General Education Competencies
General education courses are completed prior to admission to the UTHSC. Students enrolling in the BSN program who have previously completed a bachelor’s degree in a non-nursing field must also complete prerequisite courses in statistics (3 credits), human anatomy and physiology (8 credits), microbiology (4 credits), and American History (6 credits if not taken in high school). Individuals who have not yet completed a bachelor’s degree at the time of application to the BSN program must have completed 60 credits of non-nursing college courses. These include general education courses in math (statistics; 3 credits), science (Human Anatomy and Physiology and Microbiology; 12 credits), English (6 credits), behavioral/social sciences (6 or more credits), humanities/fine arts (6 or more credits), and American History (6 credits if not taken in high school). All students enrolled in the BSN program must demonstrate general education competencies.
General education competencies for all UTHSC baccalaureate degrees are:
- Communication - Students must be able to communicate effectively in a style appropriate to the subject, occasion, and audience.
- Mathematics - Students must be able to apply basic mathematical tools in the solution of real- world problems.
- Sciences - Students must be able to apply principles of the natural, behavioral and social sciences in the solution of problems encountered.
- Critical Thinking - Students must be able to demonstrate their ability to solve problems, construct and present cogent arguments in support of one’s views, and understand and evaluate arguments presented by others.

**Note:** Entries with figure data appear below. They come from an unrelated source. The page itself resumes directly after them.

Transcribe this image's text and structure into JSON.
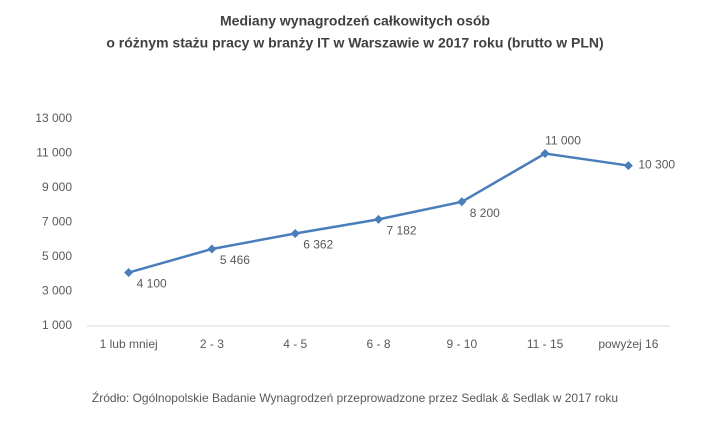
{
  "chart_data": {
    "type": "line",
    "title": [
      "Mediany wynagrodzeń całkowitych osób",
      "o różnym stażu pracy w branży IT w Warszawie w 2017 roku (brutto w PLN)"
    ],
    "categories": [
      "1 lub mniej",
      "2 - 3",
      "4 - 5",
      "6 - 8",
      "9 - 10",
      "11 - 15",
      "powyżej 16"
    ],
    "values": [
      4100,
      5466,
      6362,
      7182,
      8200,
      11000,
      10300
    ],
    "value_labels": [
      "4 100",
      "5 466",
      "6 362",
      "7 182",
      "8 200",
      "11 000",
      "10 300"
    ],
    "color": "#4a7ebb",
    "ylim": [
      1000,
      13000
    ],
    "yticks": [
      {
        "value": 1000,
        "label": "1 000"
      },
      {
        "value": 3000,
        "label": "3 000"
      },
      {
        "value": 5000,
        "label": "5 000"
      },
      {
        "value": 7000,
        "label": "7 000"
      },
      {
        "value": 9000,
        "label": "9 000"
      },
      {
        "value": 11000,
        "label": "11 000"
      },
      {
        "value": 13000,
        "label": "13 000"
      }
    ],
    "grid": false,
    "source": "Źródło: Ogólnopolskie Badanie Wynagrodzeń przeprowadzone przez Sedlak & Sedlak w 2017 roku"
  }
}
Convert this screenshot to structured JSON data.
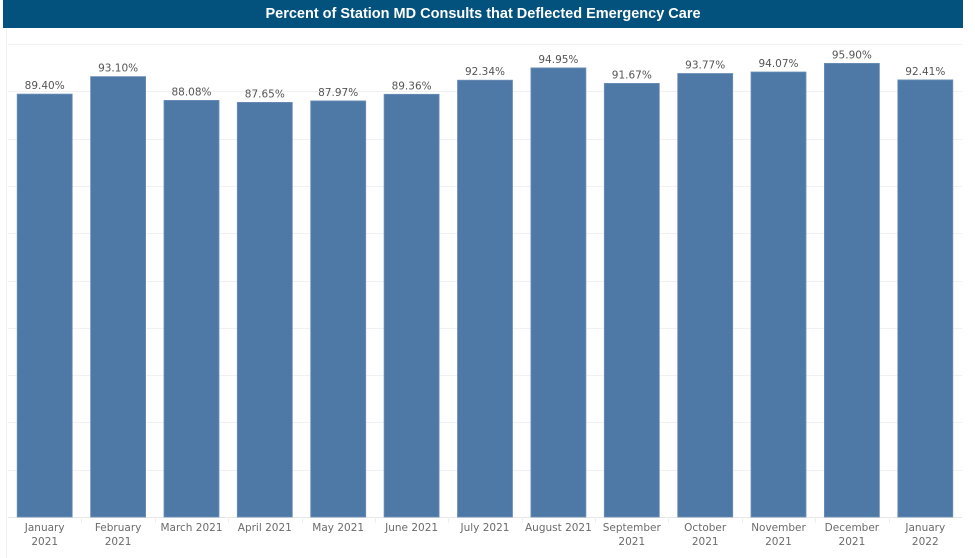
{
  "chart_data": {
    "type": "bar",
    "title": "Percent of Station MD Consults that Deflected Emergency Care",
    "xlabel": "",
    "ylabel": "",
    "ylim": [
      0,
      100
    ],
    "grid": true,
    "categories": [
      [
        "January",
        "2021"
      ],
      [
        "February",
        "2021"
      ],
      [
        "March 2021"
      ],
      [
        "April 2021"
      ],
      [
        "May 2021"
      ],
      [
        "June 2021"
      ],
      [
        "July 2021"
      ],
      [
        "August 2021"
      ],
      [
        "September",
        "2021"
      ],
      [
        "October",
        "2021"
      ],
      [
        "November",
        "2021"
      ],
      [
        "December",
        "2021"
      ],
      [
        "January",
        "2022"
      ]
    ],
    "values": [
      89.4,
      93.1,
      88.08,
      87.65,
      87.97,
      89.36,
      92.34,
      94.95,
      91.67,
      93.77,
      94.07,
      95.9,
      92.41
    ],
    "data_labels": [
      "89.40%",
      "93.10%",
      "88.08%",
      "87.65%",
      "87.97%",
      "89.36%",
      "92.34%",
      "94.95%",
      "91.67%",
      "93.77%",
      "94.07%",
      "95.90%",
      "92.41%"
    ],
    "colors": {
      "bar": "#4e79a7",
      "title_bg": "#03517d",
      "title_text": "#ffffff"
    }
  }
}
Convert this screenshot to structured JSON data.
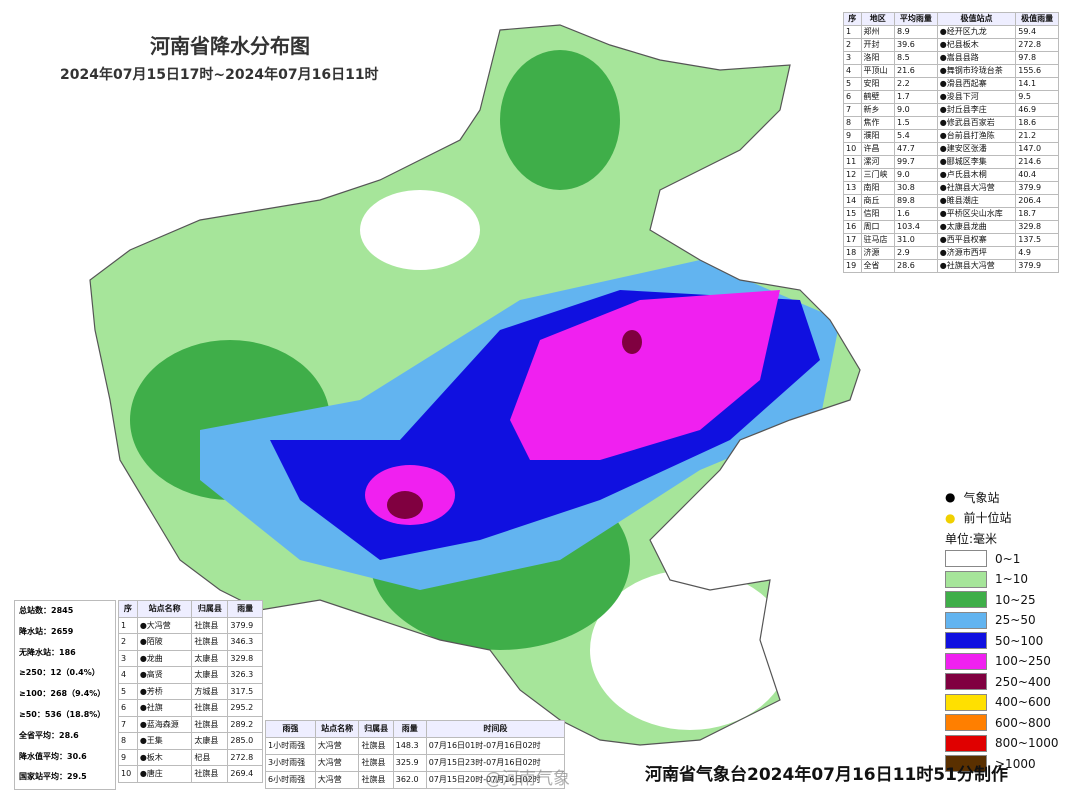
{
  "header": {
    "title": "河南省降水分布图",
    "subtitle": "2024年07月15日17时~2024年07月16日11时"
  },
  "city_table": {
    "columns": [
      "序",
      "地区",
      "平均雨量",
      "极值站点",
      "极值雨量"
    ],
    "rows": [
      [
        "1",
        "郑州",
        "8.9",
        "●经开区九龙",
        "59.4"
      ],
      [
        "2",
        "开封",
        "39.6",
        "●杞县板木",
        "272.8"
      ],
      [
        "3",
        "洛阳",
        "8.5",
        "●嵩县县路",
        "97.8"
      ],
      [
        "4",
        "平顶山",
        "21.6",
        "●舞钢市玲珑台茶",
        "155.6"
      ],
      [
        "5",
        "安阳",
        "2.2",
        "●滑县西起寨",
        "14.1"
      ],
      [
        "6",
        "鹤壁",
        "1.7",
        "●浚县下河",
        "9.5"
      ],
      [
        "7",
        "新乡",
        "9.0",
        "●封丘县李庄",
        "46.9"
      ],
      [
        "8",
        "焦作",
        "1.5",
        "●修武县百家岩",
        "18.6"
      ],
      [
        "9",
        "濮阳",
        "5.4",
        "●台前县打渔陈",
        "21.2"
      ],
      [
        "10",
        "许昌",
        "47.7",
        "●建安区张潘",
        "147.0"
      ],
      [
        "11",
        "漯河",
        "99.7",
        "●郾城区李集",
        "214.6"
      ],
      [
        "12",
        "三门峡",
        "9.0",
        "●卢氏县木桐",
        "40.4"
      ],
      [
        "13",
        "南阳",
        "30.8",
        "●社旗县大冯营",
        "379.9"
      ],
      [
        "14",
        "商丘",
        "89.8",
        "●睢县潮庄",
        "206.4"
      ],
      [
        "15",
        "信阳",
        "1.6",
        "●平桥区尖山水库",
        "18.7"
      ],
      [
        "16",
        "周口",
        "103.4",
        "●太康县龙曲",
        "329.8"
      ],
      [
        "17",
        "驻马店",
        "31.0",
        "●西平县权寨",
        "137.5"
      ],
      [
        "18",
        "济源",
        "2.9",
        "●济源市西坪",
        "4.9"
      ],
      [
        "19",
        "全省",
        "28.6",
        "●社旗县大冯营",
        "379.9"
      ]
    ]
  },
  "stats": [
    "总站数：2845",
    "降水站：2659",
    "无降水站：186",
    "≥250：12（0.4%）",
    "≥100：268（9.4%）",
    "≥50：536（18.8%）",
    "全省平均：28.6",
    "降水值平均：30.6",
    "国家站平均：29.5"
  ],
  "top10_table": {
    "columns": [
      "序",
      "站点名称",
      "归属县",
      "雨量"
    ],
    "rows": [
      [
        "1",
        "●大冯营",
        "社旗县",
        "379.9"
      ],
      [
        "2",
        "●陌陂",
        "社旗县",
        "346.3"
      ],
      [
        "3",
        "●龙曲",
        "太康县",
        "329.8"
      ],
      [
        "4",
        "●高贤",
        "太康县",
        "326.3"
      ],
      [
        "5",
        "●芳桥",
        "方城县",
        "317.5"
      ],
      [
        "6",
        "●社旗",
        "社旗县",
        "295.2"
      ],
      [
        "7",
        "●蓝海森源",
        "社旗县",
        "289.2"
      ],
      [
        "8",
        "●王集",
        "太康县",
        "285.0"
      ],
      [
        "9",
        "●板木",
        "杞县",
        "272.8"
      ],
      [
        "10",
        "●唐庄",
        "社旗县",
        "269.4"
      ]
    ]
  },
  "intensity_table": {
    "columns": [
      "雨强",
      "站点名称",
      "归属县",
      "雨量",
      "时间段"
    ],
    "rows": [
      [
        "1小时雨强",
        "大冯营",
        "社旗县",
        "148.3",
        "07月16日01时-07月16日02时"
      ],
      [
        "3小时雨强",
        "大冯营",
        "社旗县",
        "325.9",
        "07月15日23时-07月16日02时"
      ],
      [
        "6小时雨强",
        "大冯营",
        "社旗县",
        "362.0",
        "07月15日20时-07月16日02时"
      ]
    ]
  },
  "legend": {
    "station": "气象站",
    "top_station": "前十位站",
    "unit": "单位:毫米",
    "classes": [
      {
        "label": "0~1",
        "color": "#ffffff"
      },
      {
        "label": "1~10",
        "color": "#a6e59a"
      },
      {
        "label": "10~25",
        "color": "#3fae49"
      },
      {
        "label": "25~50",
        "color": "#62b4f0"
      },
      {
        "label": "50~100",
        "color": "#1010e0"
      },
      {
        "label": "100~250",
        "color": "#f020f0"
      },
      {
        "label": "250~400",
        "color": "#800040"
      },
      {
        "label": "400~600",
        "color": "#ffe000"
      },
      {
        "label": "600~800",
        "color": "#ff7f00"
      },
      {
        "label": "800~1000",
        "color": "#e00000"
      },
      {
        "label": ">1000",
        "color": "#5a3000"
      }
    ]
  },
  "footer": "河南省气象台2024年07月16日11时51分制作",
  "watermark": "@河南气象"
}
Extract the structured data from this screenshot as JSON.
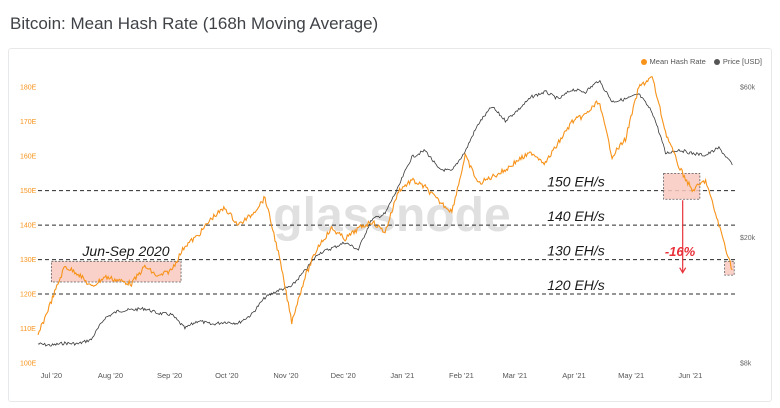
{
  "title": "Bitcoin: Mean Hash Rate (168h Moving Average)",
  "watermark": "glassnode",
  "colors": {
    "hash": "#f7931a",
    "price": "#3a3a3a",
    "box_fill": "#f9c9c0",
    "box_stroke": "#5a5a5a",
    "arrow": "#e8313a",
    "dashed": "#2b2b2b"
  },
  "chart_data": {
    "type": "line",
    "title": "Bitcoin: Mean Hash Rate (168h Moving Average)",
    "legend": {
      "position": "top-right",
      "entries": [
        "Mean Hash Rate",
        "Price [USD]"
      ]
    },
    "x_ticks": [
      "Jul '20",
      "Aug '20",
      "Sep '20",
      "Oct '20",
      "Nov '20",
      "Dec '20",
      "Jan '21",
      "Feb '21",
      "Mar '21",
      "Apr '21",
      "May '21",
      "Jun '21"
    ],
    "x_start": "Jul '20",
    "y_left_ticks": [
      "100E",
      "110E",
      "120E",
      "130E",
      "140E",
      "150E",
      "160E",
      "170E",
      "180E"
    ],
    "y_left_range": [
      100,
      185
    ],
    "y_right_ticks": [
      "$8k",
      "$20k",
      "$60k"
    ],
    "y_right_scale": "log",
    "reference_lines": [
      {
        "value": 150,
        "label": "150 EH/s"
      },
      {
        "value": 140,
        "label": "140 EH/s"
      },
      {
        "value": 130,
        "label": "130 EH/s"
      },
      {
        "value": 120,
        "label": "120 EH/s"
      }
    ],
    "annotations": [
      {
        "text": "Jun-Sep 2020"
      },
      {
        "text": "-16%"
      }
    ],
    "series": [
      {
        "name": "Mean Hash Rate",
        "axis": "left",
        "x": [
          "2020-06-24",
          "2020-07-01",
          "2020-07-08",
          "2020-07-15",
          "2020-07-22",
          "2020-07-29",
          "2020-08-05",
          "2020-08-12",
          "2020-08-19",
          "2020-08-26",
          "2020-09-02",
          "2020-09-09",
          "2020-09-16",
          "2020-09-23",
          "2020-09-30",
          "2020-10-07",
          "2020-10-14",
          "2020-10-21",
          "2020-10-28",
          "2020-11-04",
          "2020-11-11",
          "2020-11-18",
          "2020-11-25",
          "2020-12-02",
          "2020-12-09",
          "2020-12-16",
          "2020-12-23",
          "2020-12-30",
          "2021-01-06",
          "2021-01-13",
          "2021-01-20",
          "2021-01-27",
          "2021-02-03",
          "2021-02-10",
          "2021-02-17",
          "2021-02-24",
          "2021-03-03",
          "2021-03-10",
          "2021-03-17",
          "2021-03-24",
          "2021-03-31",
          "2021-04-07",
          "2021-04-14",
          "2021-04-21",
          "2021-04-28",
          "2021-05-05",
          "2021-05-12",
          "2021-05-19",
          "2021-05-26",
          "2021-06-02",
          "2021-06-09",
          "2021-06-16",
          "2021-06-23"
        ],
        "y": [
          108,
          118,
          128,
          126,
          122,
          125,
          124,
          123,
          128,
          125,
          127,
          134,
          137,
          142,
          145,
          140,
          143,
          148,
          132,
          112,
          125,
          134,
          139,
          136,
          139,
          141,
          138,
          150,
          153,
          151,
          147,
          144,
          160,
          152,
          154,
          156,
          159,
          161,
          158,
          164,
          170,
          172,
          176,
          160,
          165,
          180,
          183,
          167,
          157,
          150,
          153,
          140,
          127
        ]
      },
      {
        "name": "Price [USD]",
        "axis": "right",
        "x": [
          "2020-06-24",
          "2020-07-01",
          "2020-07-08",
          "2020-07-15",
          "2020-07-22",
          "2020-07-29",
          "2020-08-05",
          "2020-08-12",
          "2020-08-19",
          "2020-08-26",
          "2020-09-02",
          "2020-09-09",
          "2020-09-16",
          "2020-09-23",
          "2020-09-30",
          "2020-10-07",
          "2020-10-14",
          "2020-10-21",
          "2020-10-28",
          "2020-11-04",
          "2020-11-11",
          "2020-11-18",
          "2020-11-25",
          "2020-12-02",
          "2020-12-09",
          "2020-12-16",
          "2020-12-23",
          "2020-12-30",
          "2021-01-06",
          "2021-01-13",
          "2021-01-20",
          "2021-01-27",
          "2021-02-03",
          "2021-02-10",
          "2021-02-17",
          "2021-02-24",
          "2021-03-03",
          "2021-03-10",
          "2021-03-17",
          "2021-03-24",
          "2021-03-31",
          "2021-04-07",
          "2021-04-14",
          "2021-04-21",
          "2021-04-28",
          "2021-05-05",
          "2021-05-12",
          "2021-05-19",
          "2021-05-26",
          "2021-06-02",
          "2021-06-09",
          "2021-06-16",
          "2021-06-23"
        ],
        "y": [
          9200,
          9100,
          9250,
          9200,
          9500,
          11100,
          11700,
          11800,
          11900,
          11500,
          11400,
          10300,
          10900,
          10600,
          10800,
          10700,
          11400,
          12900,
          13600,
          14000,
          15700,
          17800,
          18500,
          19300,
          18300,
          22800,
          23800,
          28900,
          36000,
          37800,
          33000,
          32500,
          37500,
          46000,
          52000,
          47000,
          51000,
          56000,
          58000,
          55000,
          59000,
          58000,
          63000,
          54000,
          55000,
          57000,
          50000,
          37000,
          38000,
          37000,
          36500,
          38500,
          34000
        ]
      }
    ]
  }
}
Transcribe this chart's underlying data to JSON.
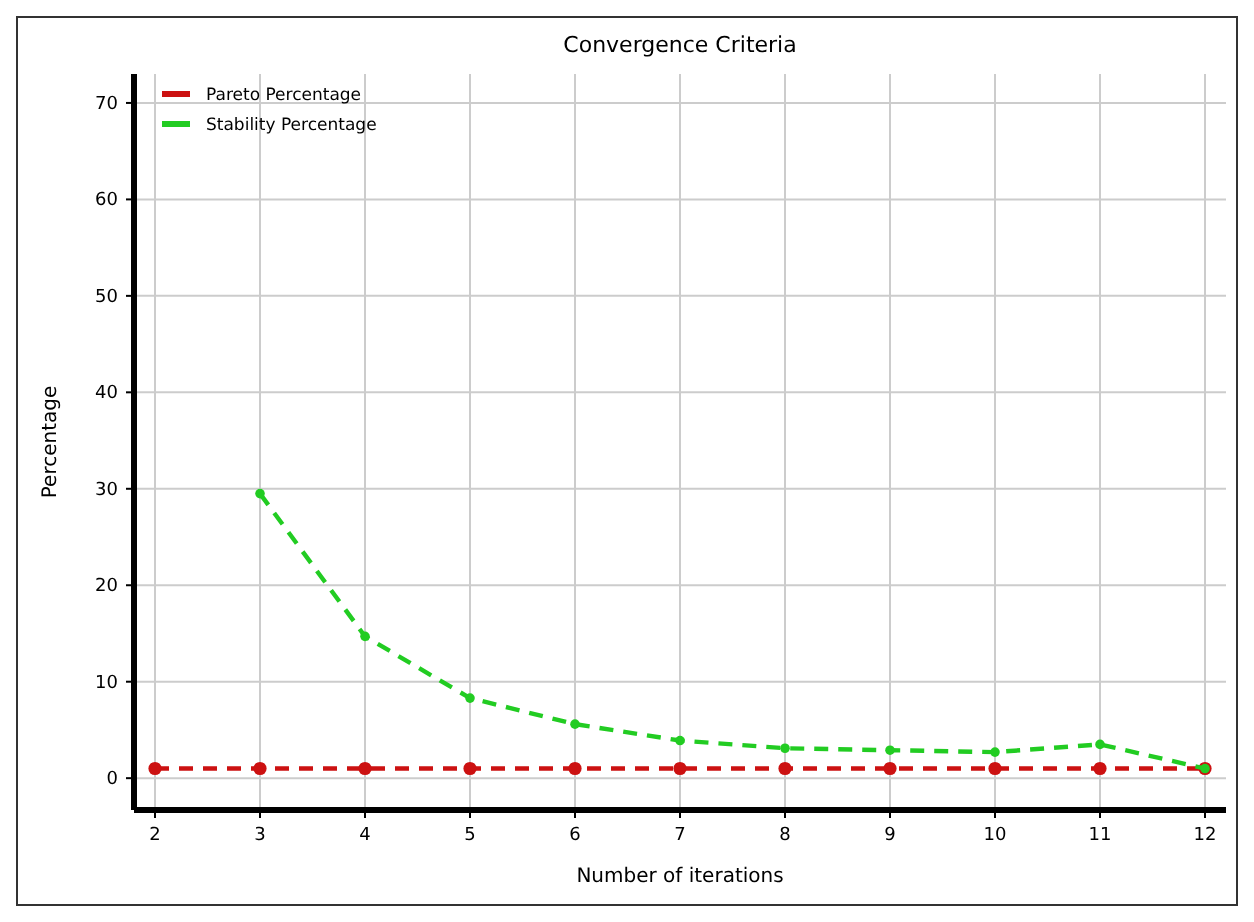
{
  "chart_data": {
    "type": "line",
    "title": "Convergence Criteria",
    "xlabel": "Number of iterations",
    "ylabel": "Percentage",
    "xlim": [
      1.8,
      12.2
    ],
    "xticks": [
      2,
      3,
      4,
      5,
      6,
      7,
      8,
      9,
      10,
      11,
      12
    ],
    "ylim": [
      -3.3,
      73
    ],
    "yticks": [
      0,
      10,
      20,
      30,
      40,
      50,
      60,
      70
    ],
    "grid": true,
    "legend": "top left",
    "marker": "circle",
    "line_style": "dashed",
    "series": [
      {
        "name": "Pareto Percentage",
        "color": "#cc1111",
        "x": [
          2,
          3,
          4,
          5,
          6,
          7,
          8,
          9,
          10,
          11,
          12
        ],
        "values": [
          1,
          1,
          1,
          1,
          1,
          1,
          1,
          1,
          1,
          1,
          1
        ]
      },
      {
        "name": "Stability Percentage",
        "color": "#22cc22",
        "x": [
          3,
          4,
          5,
          6,
          7,
          8,
          9,
          10,
          11,
          12
        ],
        "values": [
          29.5,
          14.7,
          8.3,
          5.6,
          3.9,
          3.1,
          2.9,
          2.7,
          3.5,
          1
        ]
      }
    ]
  }
}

- Information Literacy - Students must be able to seek, access, critically evaluate and appropriately apply information.
- Technology - Students must be able to use technology in communicating, solving problems, and acquiring information in a professional manner.
Student achievement of these competencies is assessed through the Test of Essential Academic Skills™ (TEAS 5.0) and course assignments. The TEAS assesses reading, mathematics, science, English, and language usage. Communication competencies are assessed through written papers, professional communication with patients and families in clinical settings, and oral presentations. Mathematics competencies are assessed through the TEAS, successful completion of the medication safety and dosage calculation tests and course, dosage calculations for medication administration on unit exams and in the clinical settings. Science competencies are evaluated based on tests in courses and clinical application of scientific principles. Information literacy is assessed through completion of health literacy modules in the Informatics for Healthcare course, and use of electronic databases, journals and websites. Technology competency is assessed through the use electronic media through the library’s electronic books, journals and databases, completion of online practice test questions, electronic medical record charting, and use of handheld devices for point of care delivery.